The answer is simple; have the two boards of selectmen get together and appoint someone. There is a list of losers from the last election; starting with the one with the most votes, move down the list until you find someone willing to serve out the term, or until the next election. By running, they have all expressed a willingness to serve, and they have some public backing in the votes received.

The other matter is that of expansion space at Roy Park. The master plan points out that there is a wooded area adjacent to Roy Park, owned by St. Anselm College. Surely, the college would listen to the need for an area no one uses. Has the idea ever been pursued? Why not now?
Charles Carr
Goffstown

Watch the telethon Labor Day

To the Editor:
Life is better when you laugh. Whether you’re 9 or 79, whether you’re rich or poor, whether you have an incurable disease or not, you should laugh as often as possible.

I’m convinced that laughter heals much of what goes wrong with us. I’ve been a comedian since I was 5 years old, so I’ve seen a lot of healing.

That’s why I’ve spent the last 10 years doing laughter and healing seminars at medical centers across the country.

A few years ago, my doctors told me I had a serious disease that could take my life. I could hardly breathe from this disease that was destroying my lungs. But I kept laughing.

I laughed even when I was on a drug that made me look like a blimp, even when I didn’t know whether I would wake up the next morning. And I kept other people laughing.

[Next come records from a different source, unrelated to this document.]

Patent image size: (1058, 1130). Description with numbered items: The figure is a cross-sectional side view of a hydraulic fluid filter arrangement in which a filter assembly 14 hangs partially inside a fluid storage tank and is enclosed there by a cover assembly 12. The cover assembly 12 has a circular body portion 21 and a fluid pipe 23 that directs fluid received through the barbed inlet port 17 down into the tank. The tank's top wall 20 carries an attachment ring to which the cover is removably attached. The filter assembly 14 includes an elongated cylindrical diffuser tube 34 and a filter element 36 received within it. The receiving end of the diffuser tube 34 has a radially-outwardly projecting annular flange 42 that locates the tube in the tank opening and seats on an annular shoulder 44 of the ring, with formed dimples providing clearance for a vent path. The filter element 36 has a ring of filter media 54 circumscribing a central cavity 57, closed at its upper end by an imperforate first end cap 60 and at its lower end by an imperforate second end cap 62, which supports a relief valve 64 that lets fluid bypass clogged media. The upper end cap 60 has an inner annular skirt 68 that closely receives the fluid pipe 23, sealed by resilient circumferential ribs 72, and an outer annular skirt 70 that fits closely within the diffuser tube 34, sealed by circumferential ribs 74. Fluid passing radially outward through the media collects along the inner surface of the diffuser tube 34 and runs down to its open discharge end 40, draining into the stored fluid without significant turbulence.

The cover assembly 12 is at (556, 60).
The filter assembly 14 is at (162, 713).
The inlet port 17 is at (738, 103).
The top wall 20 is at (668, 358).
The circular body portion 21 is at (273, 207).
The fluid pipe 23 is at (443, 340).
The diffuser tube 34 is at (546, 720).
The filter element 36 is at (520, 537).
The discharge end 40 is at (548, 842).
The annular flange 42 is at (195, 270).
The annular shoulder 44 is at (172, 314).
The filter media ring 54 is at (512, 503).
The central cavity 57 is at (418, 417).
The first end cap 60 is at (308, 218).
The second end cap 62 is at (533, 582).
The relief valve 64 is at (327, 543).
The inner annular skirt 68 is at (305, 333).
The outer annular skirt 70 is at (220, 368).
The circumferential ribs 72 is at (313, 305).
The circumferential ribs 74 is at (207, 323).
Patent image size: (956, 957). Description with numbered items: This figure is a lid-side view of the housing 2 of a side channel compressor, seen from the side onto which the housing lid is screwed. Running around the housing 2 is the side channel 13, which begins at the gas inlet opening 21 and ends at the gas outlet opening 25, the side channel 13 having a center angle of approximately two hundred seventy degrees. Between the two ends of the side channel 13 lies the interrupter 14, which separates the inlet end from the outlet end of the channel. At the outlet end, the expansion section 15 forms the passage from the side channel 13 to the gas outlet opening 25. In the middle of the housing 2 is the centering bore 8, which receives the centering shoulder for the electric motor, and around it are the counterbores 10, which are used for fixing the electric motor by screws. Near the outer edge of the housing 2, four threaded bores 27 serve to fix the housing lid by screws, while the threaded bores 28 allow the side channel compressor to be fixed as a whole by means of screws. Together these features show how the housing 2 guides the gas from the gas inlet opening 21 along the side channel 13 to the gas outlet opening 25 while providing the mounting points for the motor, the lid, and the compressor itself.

I’m much better now, and I’m still laughing – especially at the doctors who told me I might not live this long.

Laughter is healing because it makes you feel better. No one knows that better than the kids and adults we help at the Muscular Dystrophy Association.

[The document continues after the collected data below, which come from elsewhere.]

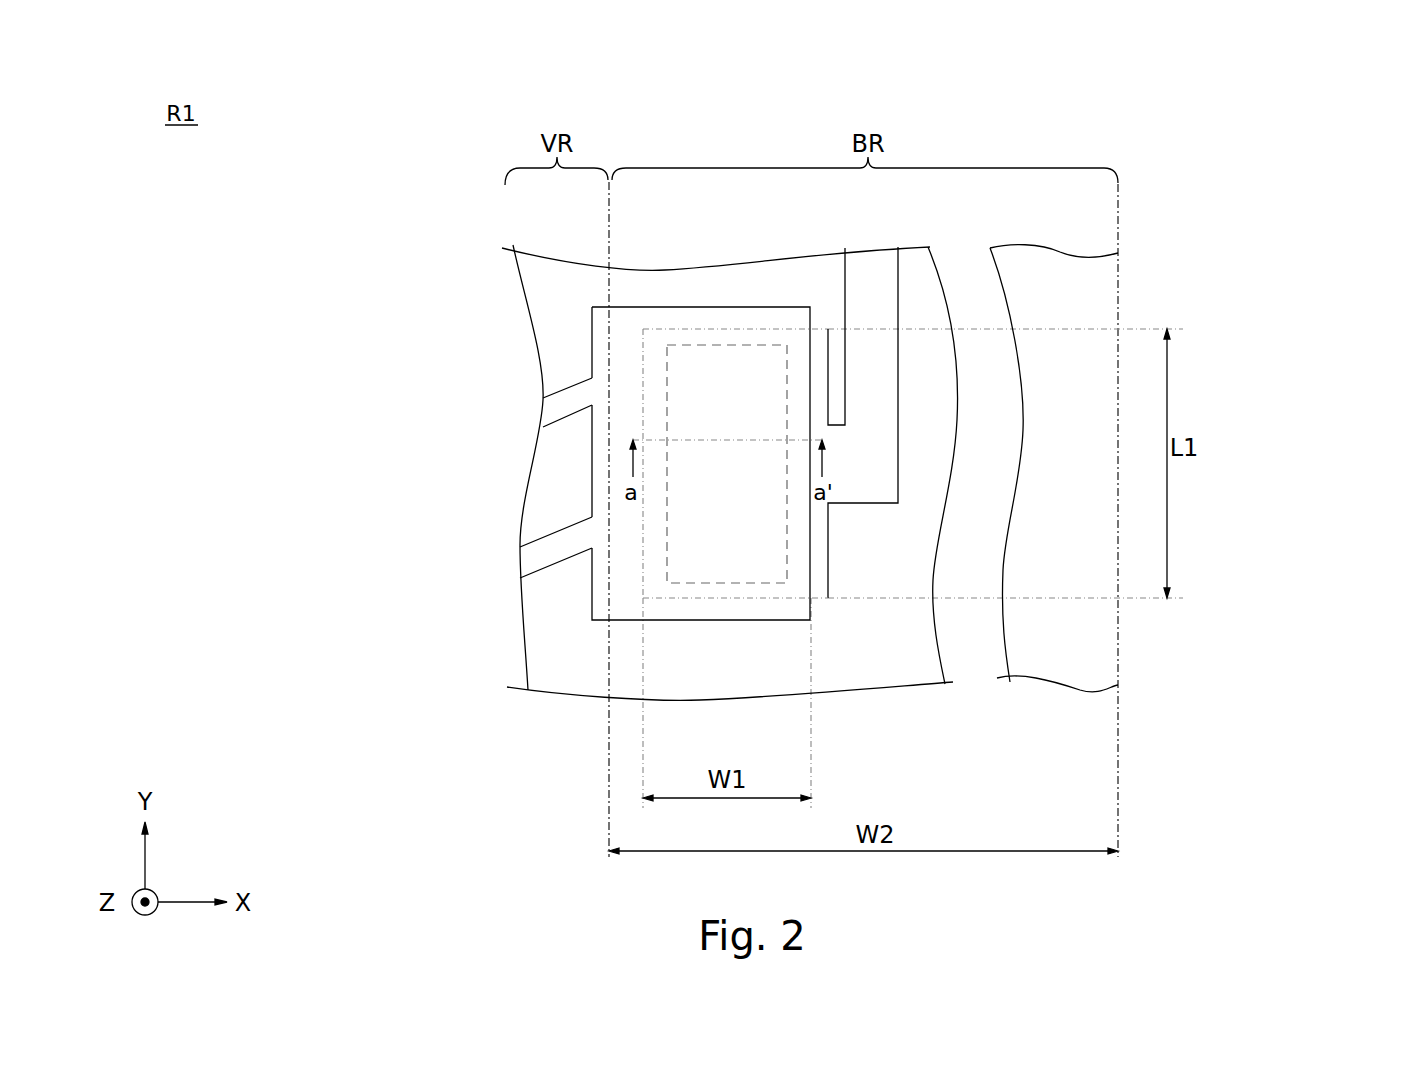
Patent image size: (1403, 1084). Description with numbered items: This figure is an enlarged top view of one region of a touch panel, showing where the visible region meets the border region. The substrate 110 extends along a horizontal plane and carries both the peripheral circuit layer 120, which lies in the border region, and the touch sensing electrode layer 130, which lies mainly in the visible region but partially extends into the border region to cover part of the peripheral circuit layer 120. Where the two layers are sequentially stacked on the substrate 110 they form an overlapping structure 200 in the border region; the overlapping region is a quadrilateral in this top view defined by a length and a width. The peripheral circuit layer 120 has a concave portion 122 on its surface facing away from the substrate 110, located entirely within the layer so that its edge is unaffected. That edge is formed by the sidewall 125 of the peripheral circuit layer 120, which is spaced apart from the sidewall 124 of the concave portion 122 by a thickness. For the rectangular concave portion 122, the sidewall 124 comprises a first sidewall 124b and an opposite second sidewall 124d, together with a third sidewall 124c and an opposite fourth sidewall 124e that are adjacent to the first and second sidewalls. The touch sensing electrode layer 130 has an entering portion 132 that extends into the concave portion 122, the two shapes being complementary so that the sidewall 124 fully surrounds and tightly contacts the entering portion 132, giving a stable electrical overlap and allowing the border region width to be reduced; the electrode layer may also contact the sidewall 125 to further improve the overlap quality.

The substrate 110 is at (530, 283).
The peripheral circuit layer 120 is at (860, 253).
The concave portion 122 is at (682, 373).
The entering portion 132 is at (579, 464).
The sidewall of the concave portion 124 is at (911, 398).
The first sidewall 124b is at (649, 418).
The third sidewall 124c is at (748, 330).
The second sidewall 124d is at (799, 380).
The fourth sidewall 124e is at (760, 598).
The sidewall of the peripheral circuit layer 125 is at (683, 318).
The touch sensing electrode layer 130 is at (598, 332).
The overlapping structure 200 is at (627, 540).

I know a guy with ALS – Lou Gehrig’s disease – who carries a page of jokes with him wherever he goes. He can’t walk or talk but he can communicate and smile!

Children with neuromuscular diseases who spend a week at an MDA summer camp laugh almost around the clock.

People zipping around in their first power wheelchairs, obtained with help from MDA, can’t stop grinning over the new freedom those chairs represent.

I wish laughter could heal people completely, but it can’t. “My kids” need doctors to give them the right medicines and therapies. We need the MDA-funded scientists who are figuring out the mysteries that cause neuromuscular diseases and are very close to being able to stop them.

And, when I see a child’s strength ebbing away or a young parent’s life ending too soon, I need to cry.

But, on our telethon, we quickly get back to the laughter and let it lighten our worries. Our show is loaded with comedians, singers, dancers, favorite personalities and other great entertainers to delight you.

One of these days – and it won’t be that long – muscular dystrophy will fall victim to hope and determination. We’ll have the last laugh, and it will be the best one ever.

So, whatever your plans are for Labor Day weekend, if they don’t include the Telethon, cancel ’em. Get back on that couch. You’ll learn, you’ll think, you’ll be amazed. You’ll laugh – and you’ll feel better.